L’un des objets sacrés qui ont fait l’objet de la vente controversée d’une collection de plusieurs dizaines de katchinas (‘amis’) à l’hôtel Drouot, en avril dernier, a été restitué aux Indiens hopi d’Arizona ce week-end.

Me Pierre Servan-Schreiber, accompagné de représentants de Survival International, a restitué le katchina dans la réserve hopi, au nord-est de l’Arizona.

Les katchinas ont une signification culturelle et religieuse très particulière pour les Hopi. Farouchement opposés à leur mise en vente, ils ont demandé à l’étude Neret-Minet Tessier & Sarrou de l’annuler, invoquant le fait que ces objets, sacrés pour les Hopi, étaient la propriété culturelle de la tribu et que leur présentation publique et leur commercialisation constituaient pour eux une grave offense.

L’étude ayant ignoré la requête des Hopi, ils ont mandaté, avec Survival International (France), Me Pierre Servan-Schreiber, du cabinet Skadden Arps, afin de demander la suspension de la vente jusqu’à ce que lumière soit faite sur la légalité de la constitution de la collection.

Le Tribunal de grande instance de Paris a toutefois rejeté le référé visant à obtenir la suspension de la vente qui a finalement eu lieu le 12 avril dernier, vente que le leader hopi LeRoy N. Shingoitewa a qualifiée de ‘scandaleuse’.

‘Nous sommes profondément attristés par cette décision…’, a t-il déclaré. ‘Il est regrettable que la loi française permette d’infliger aux Hopi les mêmes spoliations culturelles et religieuses, les mêmes abus et injustices qu’ils ont subis dans les années 1940. Considéreriez-vous comme une offense que des objets liés à l’Holocauste, au patrimoine de l’Eglise ou bien des manuscrits du Coran soient mis en vente… au meilleur enchérisseur ? J’en suis persuadé’.

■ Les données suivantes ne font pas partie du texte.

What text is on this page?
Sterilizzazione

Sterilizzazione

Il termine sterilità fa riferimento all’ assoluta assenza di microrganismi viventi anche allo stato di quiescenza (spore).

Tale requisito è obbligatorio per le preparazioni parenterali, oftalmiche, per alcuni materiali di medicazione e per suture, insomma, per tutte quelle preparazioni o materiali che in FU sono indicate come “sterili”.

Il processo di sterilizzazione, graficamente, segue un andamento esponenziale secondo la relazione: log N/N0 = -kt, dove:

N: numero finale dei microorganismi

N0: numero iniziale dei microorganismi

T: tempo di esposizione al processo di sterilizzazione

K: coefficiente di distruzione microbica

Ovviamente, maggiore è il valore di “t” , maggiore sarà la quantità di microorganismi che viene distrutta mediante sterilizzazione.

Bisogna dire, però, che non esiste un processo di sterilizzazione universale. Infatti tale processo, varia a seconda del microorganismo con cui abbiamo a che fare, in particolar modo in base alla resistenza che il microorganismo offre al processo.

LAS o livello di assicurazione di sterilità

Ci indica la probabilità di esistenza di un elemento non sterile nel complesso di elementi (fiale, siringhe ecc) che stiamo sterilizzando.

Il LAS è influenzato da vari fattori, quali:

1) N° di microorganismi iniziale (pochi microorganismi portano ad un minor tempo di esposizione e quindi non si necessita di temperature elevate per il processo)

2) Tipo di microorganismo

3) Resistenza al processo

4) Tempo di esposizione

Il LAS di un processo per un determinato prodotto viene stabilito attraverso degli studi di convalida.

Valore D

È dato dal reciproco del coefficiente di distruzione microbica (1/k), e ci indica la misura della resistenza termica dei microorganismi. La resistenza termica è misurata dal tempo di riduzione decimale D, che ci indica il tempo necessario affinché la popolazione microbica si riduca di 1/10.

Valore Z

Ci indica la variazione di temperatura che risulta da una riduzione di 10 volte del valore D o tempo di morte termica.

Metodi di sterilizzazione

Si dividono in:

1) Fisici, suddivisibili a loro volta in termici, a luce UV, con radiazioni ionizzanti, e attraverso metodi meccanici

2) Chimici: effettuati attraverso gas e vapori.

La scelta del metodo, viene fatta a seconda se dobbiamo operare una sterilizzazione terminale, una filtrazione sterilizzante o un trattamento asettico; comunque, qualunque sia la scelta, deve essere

Suite à la restitution du katchina, les Hopi et la délégation ont échangé des cadeaux.
Suite à la restitution du katchina, les Hopi et la délégation ont échangé des cadeaux.

© Survival

Me Pierre Servan-Schreiber qui a acquis un katchina à Drouot dans le but de le restituer aux Hopi a déclaré : ‘Ce revers n’est pas la fin de l’histoire et, d’une façon ou d’une autre, celles et ceux, dont je fais partie, qui pensent que tout ne peut pas être nécessairement à vendre ou à acheter finiront par l’emporter. En attendant, les Hopi n’auront pas tout perdu puisque deux de ces objets sacrés*, auront échappé à la dispersion voulue par les marchands d’art’.

L’acteur américain Robert Redford avait également appelé à la suspension de la vente laquelle, dénonçait-il, ’sera un sacrilège, un geste criminel qui aura de graves répercussions morales’.

Stephen Corry, directeur de Survival International, a déclaré aujourd’hui : ‘La vente de ces katchinas n’aurait jamais pu avoir lieu aux Etats-Unis, la loi américaine ayant reconnu l’importance que présentent ces objets cérémoniels. C’est une honte que la France soit si loin derrière les Etats-Unis. Nous nous réjouissons qu’au moins deux de ces katchinas aient pu être sauvés et qu’ils puissent être restitués à leurs légitimes propriétaires’.

Note aux rédactions :

*Un second katchina, acquis par la famille du chanteur Joe Dassin sera restitué aux Hopi à l’automne prochain.

- Survival International était représentée par Jean-Patrick Razon, du bureau français, et Leila Batmanghelidj et Kayla Wieche du bureau nord-américain.

- Toute représentation publique des katchinas est considérée par les Hopi comme une grave offense et un acte irrespectueux. Aucune photographie du katchina ou de la cérémonie n’a été autorisée par les Hopi.